Ensuite, « il faut une sensibilisation qui vise plusieurs objectifs, à savoir, l’inculcation d’une culture des consultations psychiatriques et psychologiques, la déstigmatisation des personnes en besoin d’aide et l’éducation sur les questions relatives au suicide, surtout à l’endroit des jeunes », conseille l’expert.

Enfin, préconise-t-il, « il faut doter les systèmes sanitaires de centres adéquats pour la prise en charge des personnes qui pourraient développer un comportement suicidaire et des programmes de désintoxication des alcooliques et des drogués, etc. ».

Cette prise en charge, explique-t-il, permettra de prodiguer des soins de pharmacothérapie (antidépresseurs) ou de psychothérapie (Programmes de traitement de l’alcoolisme, le plus souvent par le suivi d’un psychologue ou par thérapie de groupe) aux sujets et de les suivre de façon soutenue.

Pour sa part, la psychologue Binta Sarr met l’accent sur les dispositions à prendre, surtout en milieu professionnel, afin de s’assurer du bien-être mental des personnes.

« Il faut que les entreprises d’une taille relativement moyenne, à défaut de recruter des psychologues dans leur personnel, fassent régulièrement appel aux services de psychologues, en envoyant les employés en consultation, en les y contraignant si possible », recommande-t-elle, ce qui permettrait de voir venir les situations de suicide.

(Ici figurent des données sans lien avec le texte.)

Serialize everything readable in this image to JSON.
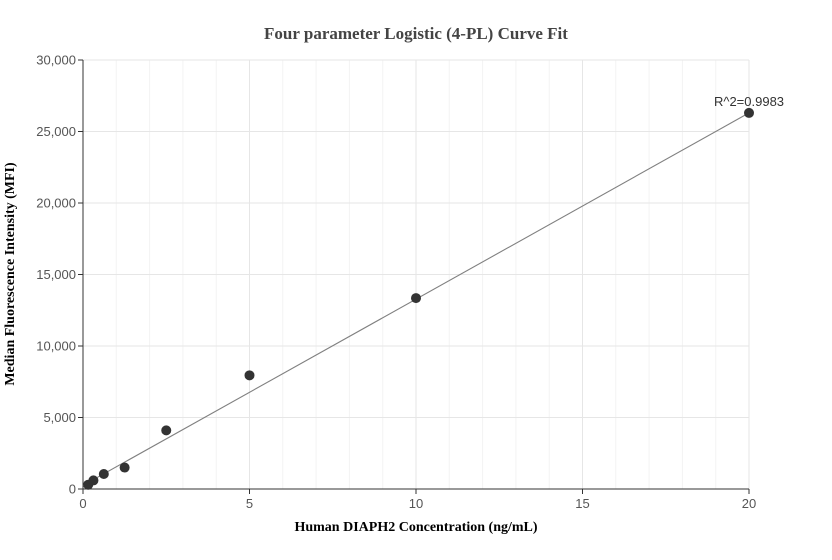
{
  "chart_data": {
    "type": "scatter",
    "title": "Four parameter Logistic (4-PL) Curve Fit",
    "xlabel": "Human DIAPH2 Concentration (ng/mL)",
    "ylabel": "Median Fluorescence Intensity (MFI)",
    "xlim": [
      0,
      20
    ],
    "ylim": [
      0,
      30000
    ],
    "x_ticks": [
      0,
      5,
      10,
      15,
      20
    ],
    "x_tick_labels": [
      "0",
      "5",
      "10",
      "15",
      "20"
    ],
    "y_ticks": [
      0,
      5000,
      10000,
      15000,
      20000,
      25000,
      30000
    ],
    "y_tick_labels": [
      "0",
      "5,000",
      "10,000",
      "15,000",
      "20,000",
      "25,000",
      "30,000"
    ],
    "grid": true,
    "points": {
      "x": [
        0.156,
        0.313,
        0.625,
        1.25,
        2.5,
        5,
        10,
        20
      ],
      "y": [
        300,
        600,
        1050,
        1500,
        4100,
        7950,
        13350,
        26300
      ]
    },
    "fit_line": {
      "x": [
        0,
        20
      ],
      "y": [
        250,
        26300
      ]
    },
    "annotation": "R^2=0.9983",
    "colors": {
      "points": "#333333",
      "fit_line": "#808080",
      "grid": "#e6e6e6"
    }
  }
}
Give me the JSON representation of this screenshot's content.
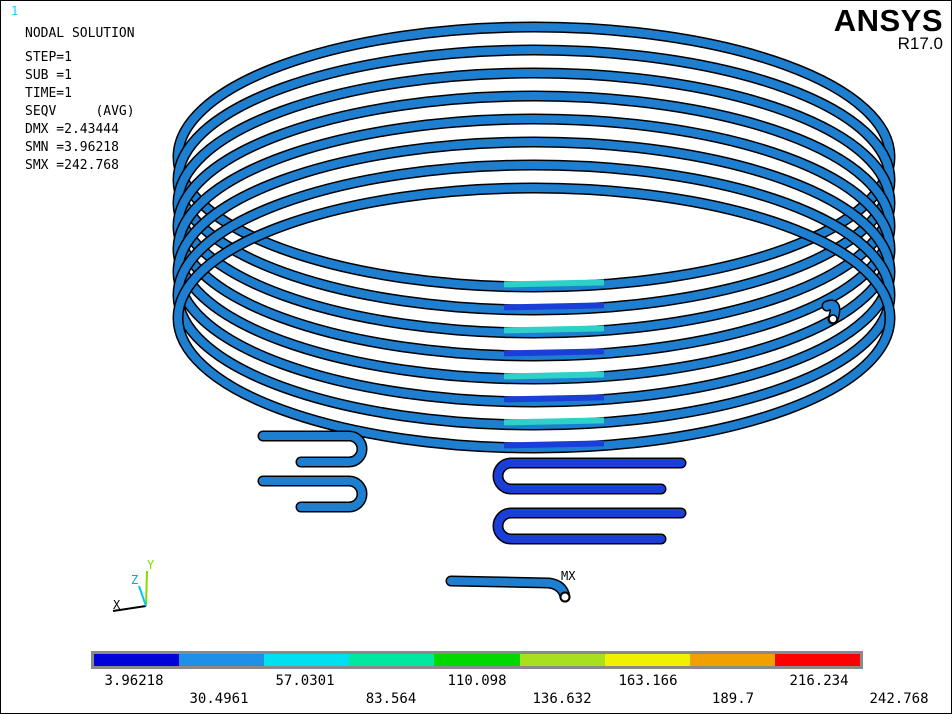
{
  "viewport": {
    "window_number": "1",
    "brand": {
      "name": "ANSYS",
      "version": "R17.0"
    }
  },
  "info": {
    "title": "NODAL SOLUTION",
    "lines": [
      "STEP=1",
      "SUB =1",
      "TIME=1",
      "SEQV     (AVG)",
      "DMX =2.43444",
      "SMN =3.96218",
      "SMX =242.768"
    ]
  },
  "model": {
    "max_marker_label": "MX",
    "tube_base_color": "#1e7fd0",
    "tube_outline_color": "#000000"
  },
  "triad": {
    "x_label": "X",
    "y_label": "Y",
    "z_label": "Z"
  },
  "legend": {
    "colors": [
      "#0000d8",
      "#1e90e8",
      "#00e0f0",
      "#00e8a0",
      "#00d800",
      "#a8e020",
      "#f0f000",
      "#f0a000",
      "#ff0000"
    ],
    "labels_top": [
      "3.96218",
      "57.0301",
      "110.098",
      "163.166",
      "216.234"
    ],
    "labels_bottom": [
      "30.4961",
      "83.564",
      "136.632",
      "189.7",
      "242.768"
    ]
  }
}
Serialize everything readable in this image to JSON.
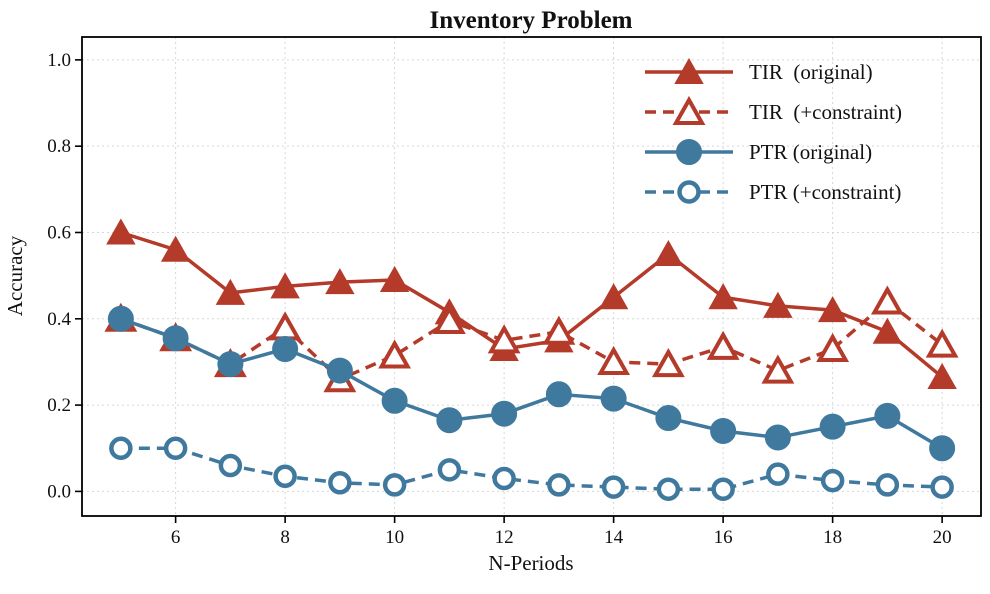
{
  "chart_data": {
    "type": "line",
    "title": "Inventory Problem",
    "xlabel": "N-Periods",
    "ylabel": "Accuracy",
    "grid": true,
    "legend_position": "upper right",
    "xlim": [
      4.29,
      20.71
    ],
    "ylim": [
      -0.057,
      1.053
    ],
    "xticks": [
      6,
      8,
      10,
      12,
      14,
      16,
      18,
      20
    ],
    "xtick_labels": [
      "6",
      "8",
      "10",
      "12",
      "14",
      "16",
      "18",
      "20"
    ],
    "yticks": [
      0.0,
      0.2,
      0.4,
      0.6,
      0.8,
      1.0
    ],
    "ytick_labels": [
      "0.0",
      "0.2",
      "0.4",
      "0.6",
      "0.8",
      "1.0"
    ],
    "x": [
      5,
      6,
      7,
      8,
      9,
      10,
      11,
      12,
      13,
      14,
      15,
      16,
      17,
      18,
      19,
      20
    ],
    "series": [
      {
        "name": "TIR  (original)",
        "color": "#b43a2a",
        "line": "solid",
        "marker": "triangle",
        "filled": true,
        "values": [
          0.6,
          0.56,
          0.46,
          0.475,
          0.485,
          0.49,
          0.415,
          0.33,
          0.35,
          0.45,
          0.55,
          0.45,
          0.43,
          0.42,
          0.37,
          0.265
        ]
      },
      {
        "name": "TIR  (+constraint)",
        "color": "#b43a2a",
        "line": "dashed",
        "marker": "triangle",
        "filled": false,
        "values": [
          0.4,
          0.355,
          0.295,
          0.38,
          0.26,
          0.315,
          0.395,
          0.35,
          0.37,
          0.3,
          0.295,
          0.335,
          0.28,
          0.33,
          0.44,
          0.34
        ]
      },
      {
        "name": "PTR (original)",
        "color": "#40799e",
        "line": "solid",
        "marker": "circle",
        "filled": true,
        "values": [
          0.4,
          0.355,
          0.295,
          0.33,
          0.28,
          0.21,
          0.165,
          0.18,
          0.225,
          0.215,
          0.17,
          0.14,
          0.125,
          0.15,
          0.175,
          0.1
        ]
      },
      {
        "name": "PTR (+constraint)",
        "color": "#40799e",
        "line": "dashed",
        "marker": "circle",
        "filled": false,
        "values": [
          0.1,
          0.1,
          0.06,
          0.035,
          0.02,
          0.015,
          0.05,
          0.03,
          0.015,
          0.01,
          0.005,
          0.005,
          0.04,
          0.025,
          0.015,
          0.01
        ]
      }
    ],
    "colors": {
      "grid": "#d6d6d6",
      "spine": "#000000",
      "marker_face_open": "#ffffff"
    }
  }
}
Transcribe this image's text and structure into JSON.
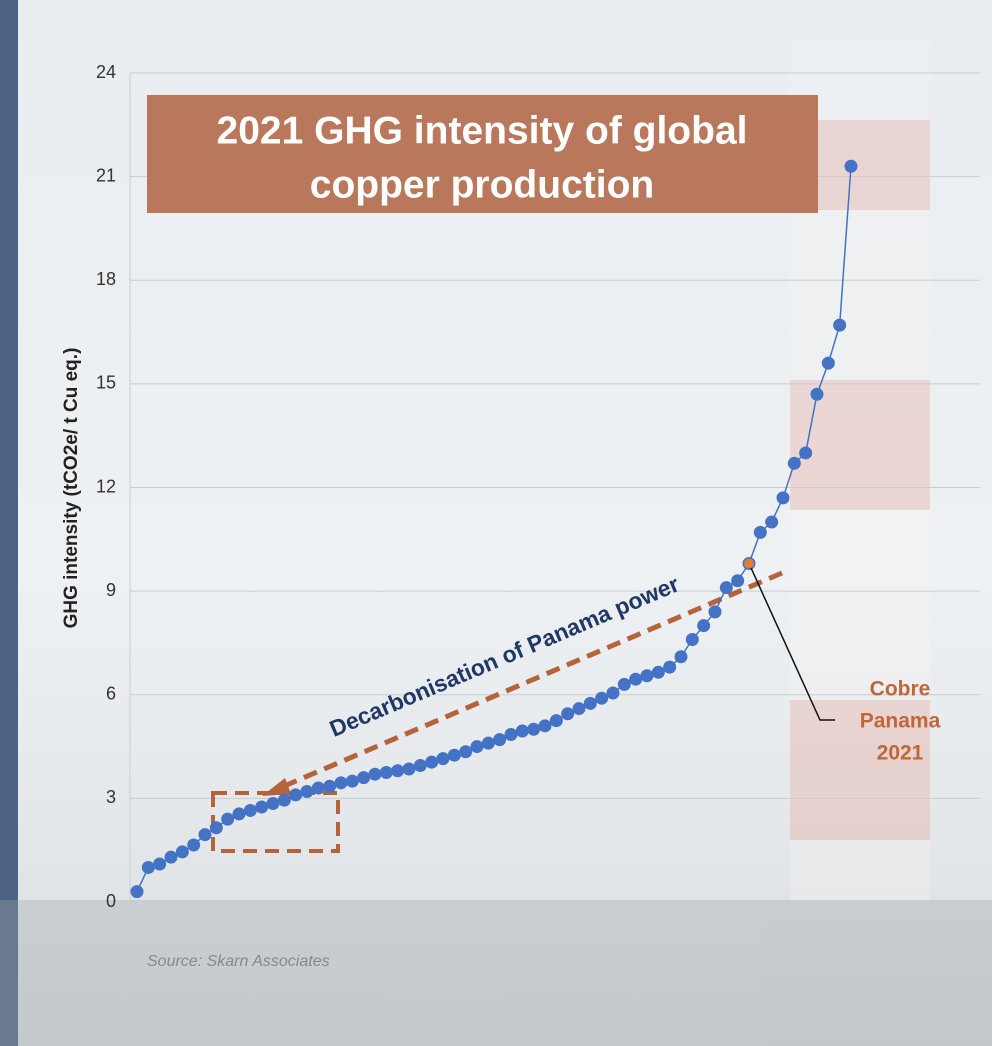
{
  "chart_data": {
    "type": "line",
    "title": "2021 GHG intensity of global copper production",
    "y_label": "GHG intensity  (tCO2e/ t Cu eq.)",
    "source": "Source: Skarn Associates",
    "color": "#4472c4",
    "ylim": [
      0,
      24
    ],
    "yticks": [
      0,
      3,
      6,
      9,
      12,
      15,
      18,
      21,
      24
    ],
    "grid": true,
    "values": [
      0.3,
      1.0,
      1.1,
      1.3,
      1.45,
      1.65,
      1.95,
      2.15,
      2.4,
      2.55,
      2.65,
      2.75,
      2.85,
      2.95,
      3.1,
      3.2,
      3.3,
      3.35,
      3.45,
      3.5,
      3.6,
      3.7,
      3.75,
      3.8,
      3.85,
      3.95,
      4.05,
      4.15,
      4.25,
      4.35,
      4.5,
      4.6,
      4.7,
      4.85,
      4.95,
      5.0,
      5.1,
      5.25,
      5.45,
      5.6,
      5.75,
      5.9,
      6.05,
      6.3,
      6.45,
      6.55,
      6.65,
      6.8,
      7.1,
      7.6,
      8.0,
      8.4,
      9.1,
      9.3,
      9.8,
      10.7,
      11.0,
      11.7,
      12.7,
      13.0,
      14.7,
      15.6,
      16.7,
      21.3
    ],
    "annotation": "Decarbonisation of Panama power",
    "highlight": {
      "value": 9.8,
      "color": "#e07b39",
      "label": [
        "Cobre",
        "Panama",
        "2021"
      ]
    }
  }
}
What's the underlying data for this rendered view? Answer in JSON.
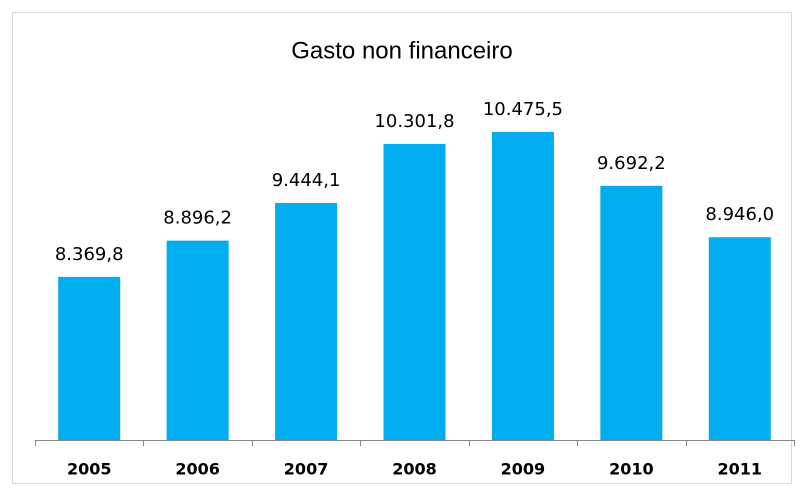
{
  "chart_data": {
    "type": "bar",
    "title": "Gasto non financeiro",
    "categories": [
      "2005",
      "2006",
      "2007",
      "2008",
      "2009",
      "2010",
      "2011"
    ],
    "values": [
      8369.8,
      8896.2,
      9444.1,
      10301.8,
      10475.5,
      9692.2,
      8946.0
    ],
    "value_labels": [
      "8.369,8",
      "8.896,2",
      "9.444,1",
      "10.301,8",
      "10.475,5",
      "9.692,2",
      "8.946,0"
    ],
    "color": "#00aeef",
    "ylim": [
      6000,
      12000
    ]
  }
}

Aussi, appelle-t-elle les pouvoirs publics à mettre à la disposition de la population, des numéros verts d’assistance en ligne, pour les candidats au suicide, avec des personnes bien formées qui répondent au bout du fil, pour rassurer les appelants et si possible, localiser les appels pour des interventions rapides.

Par ailleurs, Jean Éric Diabaté appelle à agir sur la couverture médiatique inappropriée qui est faite du suicide, qu’il faut impérativement « recadrer », selon lui. 

« Le suicide n’a rien de sensationnel », dit-il, avant de déplorer qu’aujourd’hui, « on assiste malheureusement à une couverture sensationnelle du suicide, ce qui constitue un facteur de risque, car il y a les suicides par imitation ».

De plus, avec l’avènement des réseaux sociaux, renchérit-il, « dans la recherche d’une portée médiatique tristement grande, des gens en arrivent, soit à se suicider en direct sur les réseaux sociaux, soit à relayer des images de suicide publiées par d’autres utilisateurs ».

Toutefois, « une stratégie de lutte efficace dépend surtout des données disponibles et accessibles », indique Binta Sarr.

La psychologue soulève en l’occurrence le problème du recensement des cas de suicide dans les registres civils.

« D’une part, les proches des victimes ne déclarent pas le suicide, pour des raisons sociales, et de l’autre, les victimes de suicide sont souvent classées dans des cas d’accidents ou autres causes de décès, par défaut d’enquêtes suffisantes par les inspecteurs et les médecins légistes, permettant de confirmer le suicide », regrette-t-elle.

Une situation qui, selon la spécialiste, biaise les statistiques et ne permet pas de cerner l’ampleur réelle du problème, donc d’adapter une stratégie sur mesure.

« Les chiffres existants sont néanmoins parlants à suffisance, pour réveiller les consciences afin que nos pays se dotent de stratégies de prévention du suicide », conclut-elle.